The previous description of the embodiments is provided to facilitate a person of ordinary skill in the art in order to make and use the present invention. It will be apparent to those skilled in the art that various modifications can be readily made to these embodiments and the generic principles described herein may be applied to other embodiments without the use of the inventive faculty. Therefore, the present invention is not limited to the above-described embodiments, and those skilled in the art, based on the present disclosure, should make improvements and modifications without departing from the scope of the present invention.

Claims (5)

1. A distributed ship height detection system based on multi-eye stereoscopic vision, comprising:

the distributed video acquisition assembly is arranged at the upstream and downstream positions of the bridge and acquires video information of the ship from the upstream and downstream positions of the bridge;

the video transmission and synchronization assembly is in communication connection with the distributed video acquisition assembly, and performs time synchronization on the ship video information from the future and upper output;

the data summarizing and processing assembly is in communication connection with the video transmission and synchronization assembly, performs three-dimensional reconstruction on the ship based on the video information of the ship from the beginning to the end, obtains the absolute elevation of the top structure of the ship, compares the absolute elevation of the top of the ship with the absolute elevation of the bottom of the bridge, judges the possibility of scraping or collision between the ship and the bottom of the bridge, and sends an early warning message to a user side if scraping or collision risks exist;

the video transmission and synchronization assembly comprises a first processing unit and a first output unit which are electrically connected with each other;

the first processing unit is respectively connected with each image pickup device in a communication way, and performs frame-by-frame synchronous correction on the video output by each image pickup device to obtain synchronous multichannel video information;

the first output unit outputs the multichannel video information to the data summarizing and processing assembly;

the data summarizing and processing assembly is characterized by comprising a second processing unit and a second output unit;

the second processing unit performs frame-by-frame visual segmentation on each channel based on the synchronized multi-channel video information, segments a target ship from the background of the frame-by-frame image, and performs three-dimensional reconstruction on the ship based on a stereoscopic vision method to obtain an absolute elevation of a ship top structure;

the second processing unit compares the absolute elevation of the top of the ship with the absolute elevation of the bottom of the bridge, and when the possibility of scraping or collision between the ship and the bottom of the bridge is judged:

when the absolute elevation of the ship's roof structure is greater than a×h, the possibility of scratch or collision is considered, where a is a safety factor less than 1 and H is a preset absolute elevation of the bridge floor.

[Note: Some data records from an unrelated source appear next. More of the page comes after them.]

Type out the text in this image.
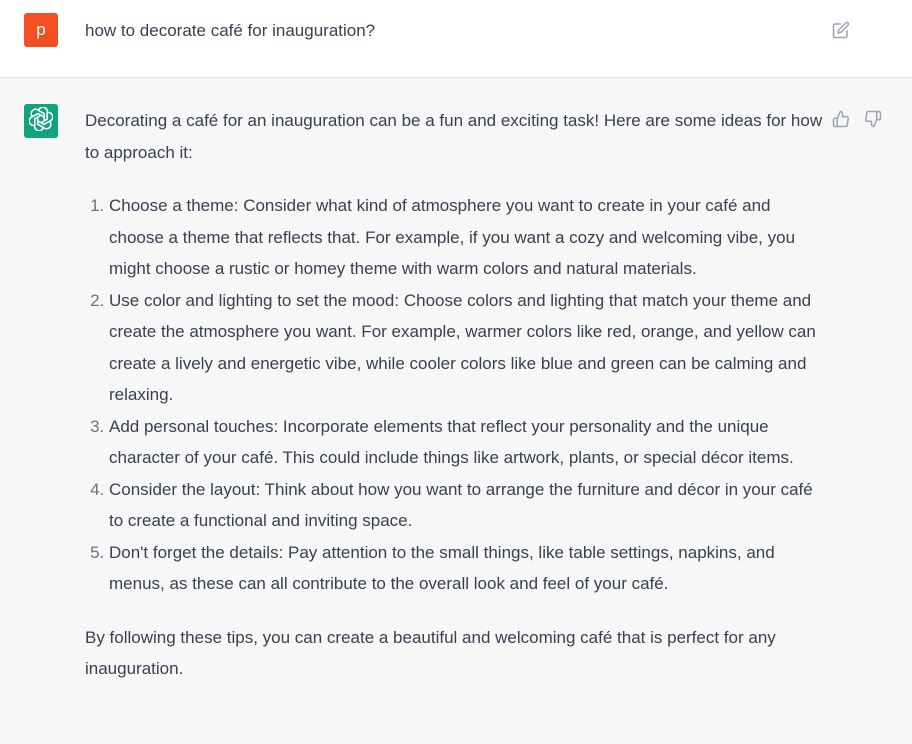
p	how to decorate café for inauguration?

Decorating a café for an inauguration can be a fun and exciting task! Here are some ideas for how to approach it:

1. Choose a theme: Consider what kind of atmosphere you want to create in your café and choose a theme that reflects that. For example, if you want a cozy and welcoming vibe, you might choose a rustic or homey theme with warm colors and natural materials.
2. Use color and lighting to set the mood: Choose colors and lighting that match your theme and create the atmosphere you want. For example, warmer colors like red, orange, and yellow can create a lively and energetic vibe, while cooler colors like blue and green can be calming and relaxing.
3. Add personal touches: Incorporate elements that reflect your personality and the unique character of your café. This could include things like artwork, plants, or special décor items.
4. Consider the layout: Think about how you want to arrange the furniture and décor in your café to create a functional and inviting space.
5. Don't forget the details: Pay attention to the small things, like table settings, napkins, and menus, as these can all contribute to the overall look and feel of your café.

By following these tips, you can create a beautiful and welcoming café that is perfect for any inauguration.
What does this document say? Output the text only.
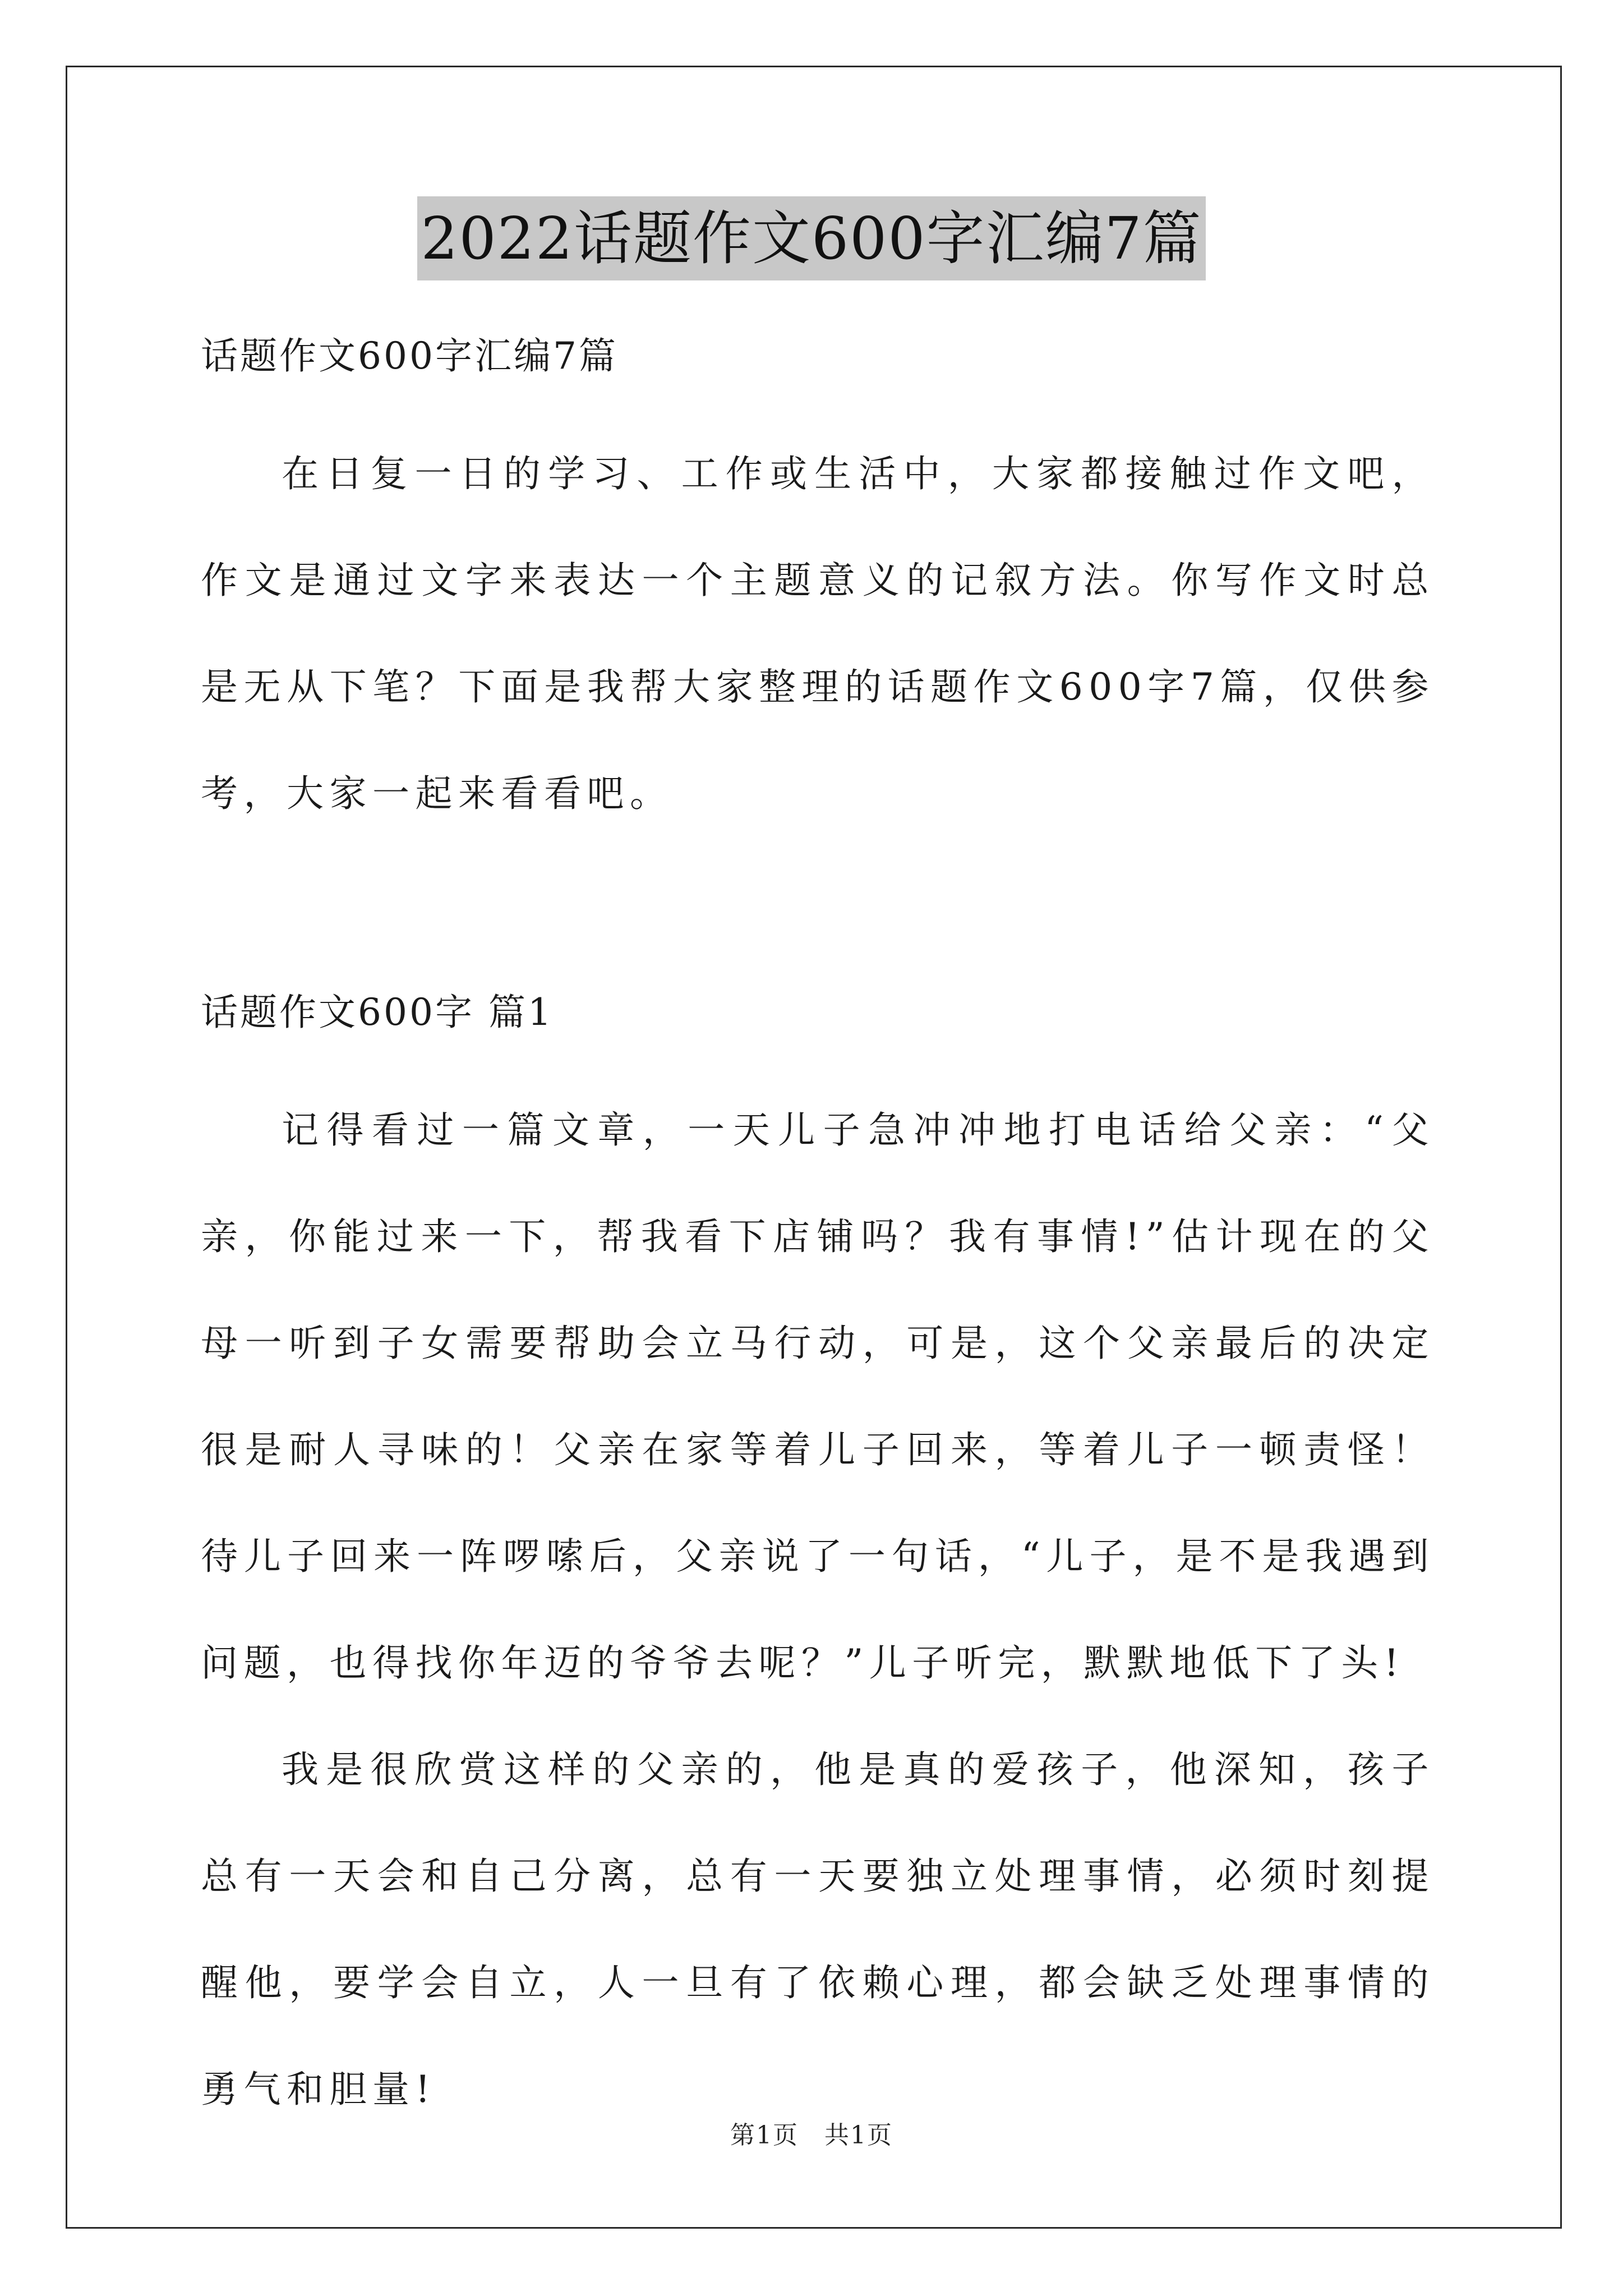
2022话题作文600字汇编7篇
话题作文600字汇编7篇

在日复一日的学习、工作或生活中，大家都接触过作文吧，作文是通过文字来表达一个主题意义的记叙方法。你写作文时总是无从下笔？下面是我帮大家整理的话题作文600字7篇，仅供参考，大家一起来看看吧。

话题作文600字 篇1

记得看过一篇文章，一天儿子急冲冲地打电话给父亲：“父亲，你能过来一下，帮我看下店铺吗？我有事情!”估计现在的父母一听到子女需要帮助会立马行动，可是，这个父亲最后的决定很是耐人寻味的！父亲在家等着儿子回来，等着儿子一顿责怪！待儿子回来一阵啰嗦后，父亲说了一句话，“儿子，是不是我遇到问题，也得找你年迈的爷爷去呢？”儿子听完，默默地低下了头!

我是很欣赏这样的父亲的，他是真的爱孩子，他深知，孩子总有一天会和自己分离，总有一天要独立处理事情，必须时刻提醒他，要学会自立，人一旦有了依赖心理，都会缺乏处理事情的勇气和胆量!

第1页　共1页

2. A multi-view stereoscopic based distributed marine vessel height detection system according to claim 1, wherein the distributed video acquisition assembly comprises a plurality of camera devices disposed along the bridge upstream and downstream banks.

3. The multi-view stereoscopic-based distributed marine height detection system of claim 1, wherein the first output unit is an I/O interface, and the first output unit is electrically connected to the second processing unit.

4. The system for detecting the height of the ship based on the multi-view stereoscopic vision according to claim 1, wherein the second output unit is a radio frequency signal transmitting module and is in communication connection with the user side.

5. The multi-view stereoscopic-based distributed ship height detection system according to claim 1, wherein the first processing unit and the second processing unit are FPGAs or MCUs.